If you don't know me, I am a wife, mother, office manager and many other titles that I could throw in here...including chef, organizer, laundry girl, housekeeper, etc.  My ideal vision of my life is being a stay at home mom, working with my son, growing my own vegetables, cleaning house, baking and cooking.  Perfect!

Instead I work in the craziest office on the planet, with the most special people ever.   My day is literally me being BOMBARDED with emails and calls wanting me to drop everything I'm doing to help someone....like NOW.  I actually don't mind the majority of what I do, I am naturally drawn to helping people.  I enjoy it very much.  BUT (and I mean BUT) there are the people that call in to tell you exactly what YOU should be jumping through hoops to do for THEM, no questions asked.  Unfortunately there are lots of these folks.  They are rude, they are mean and most of all they are persistent.  These are the people that make my job not so fun. Add into this equation and total lack of organization mixed with a bit of A.D.D. and what I like to call "selective forgetfulness".  Oh wait!  I forgot the extra serving of Delusions of Grandeur....it would make a sane person sit in the corner and rock back and fourth.

Today as you can probably tell has been an incredibly difficult day.  Work was busy only to be followed by a financial "surprise" when I got home.  I had a good cry, found a solution and moved on.  I guess that's all I can do because I certainly do not need "Wonky Face" (aka Bell's Palsy) coming back anytime soon.
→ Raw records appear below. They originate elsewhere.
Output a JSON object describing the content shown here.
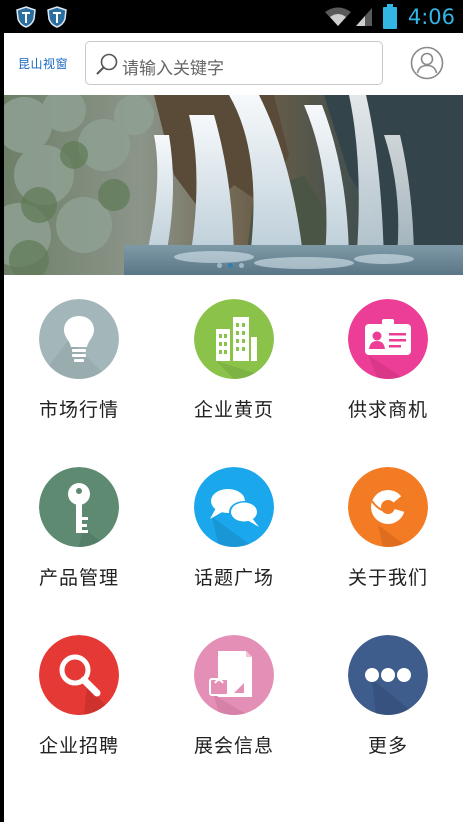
{
  "status_bar": {
    "time": "4:06",
    "icons": [
      "shield-icon",
      "shield-icon",
      "wifi-icon",
      "signal-icon",
      "battery-icon"
    ]
  },
  "header": {
    "brand": "昆山视窗",
    "search_placeholder": "请输入关键字",
    "icons": [
      "search-icon",
      "user-icon"
    ]
  },
  "banner": {
    "dots": 3,
    "active_dot": 1
  },
  "grid": {
    "items": [
      {
        "label": "市场行情",
        "icon": "lightbulb-icon",
        "color": "#a3b6b9"
      },
      {
        "label": "企业黄页",
        "icon": "building-icon",
        "color": "#8bc34a"
      },
      {
        "label": "供求商机",
        "icon": "id-card-icon",
        "color": "#ec3e96"
      },
      {
        "label": "产品管理",
        "icon": "key-icon",
        "color": "#5e8a72"
      },
      {
        "label": "话题广场",
        "icon": "chat-bubbles-icon",
        "color": "#1aa7ec"
      },
      {
        "label": "关于我们",
        "icon": "settings-icon",
        "color": "#f37b23"
      },
      {
        "label": "企业招聘",
        "icon": "magnifier-icon",
        "color": "#e53935"
      },
      {
        "label": "展会信息",
        "icon": "document-icon",
        "color": "#e48fb6"
      },
      {
        "label": "更多",
        "icon": "more-dots-icon",
        "color": "#3e5d8c"
      }
    ]
  }
}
Hopefully tomorrow will be a better day...after all it is FRIDAY!!!  Woot Woot!

Jun 1, 2011

Children

I think one of the hardest parts of being a mom is letting your children go.   It's just a part of life, but a very difficult one.  

When they're babies, they're so dependent on you.  Without you they can't survive.  Slowly they grow, they begin feeding themselves, walking and finally running.

Soon it's the first day at daycare or at school.  You wave goodbye as they walk away or your heart breaks as they cry for you.  

Before you know it they have their own circle of friends, they have their own style....they want to start using the computer or want a cell phone.  You get the point. 

People often open their eyes WIDE when they realize that I have a 20 year old and a 5 year old.  They gasp and tell me "oh my, you started over!".   Truth is, the baby days are easy.  Toddlerhood is easy.  Even at the preteen stage, they're easy.  

It's when you have NO control anymore that it becomes most difficult.   You have to watch your children move on and witness the successes and failures of their lives.   You hope and pray (lots) that what you taught them growing up will help them make the right decisions, but you just never know.   

My baby boy is easy.  My big baby boy, not so much.  

I've heard the expression that when you have a child it's like your heart is walking around outside of your body.   

That about sums it up


What I wish I was doing today

Maybe this

Or this

even better..
this

As I get older I'm realizing that
making it to the top
making the most money
having the "title"
driving the nicest car
having the biggest house
having the best things...
are the LEAST important things in this life

Our time is limited here and we are not
guaranteed tomorrow.
We need to really savor today and those that we love
What if you didn't have tomorrow?

Makes that work deadline not seem like the MOST important thing, right?

I will be going home and hugging my family.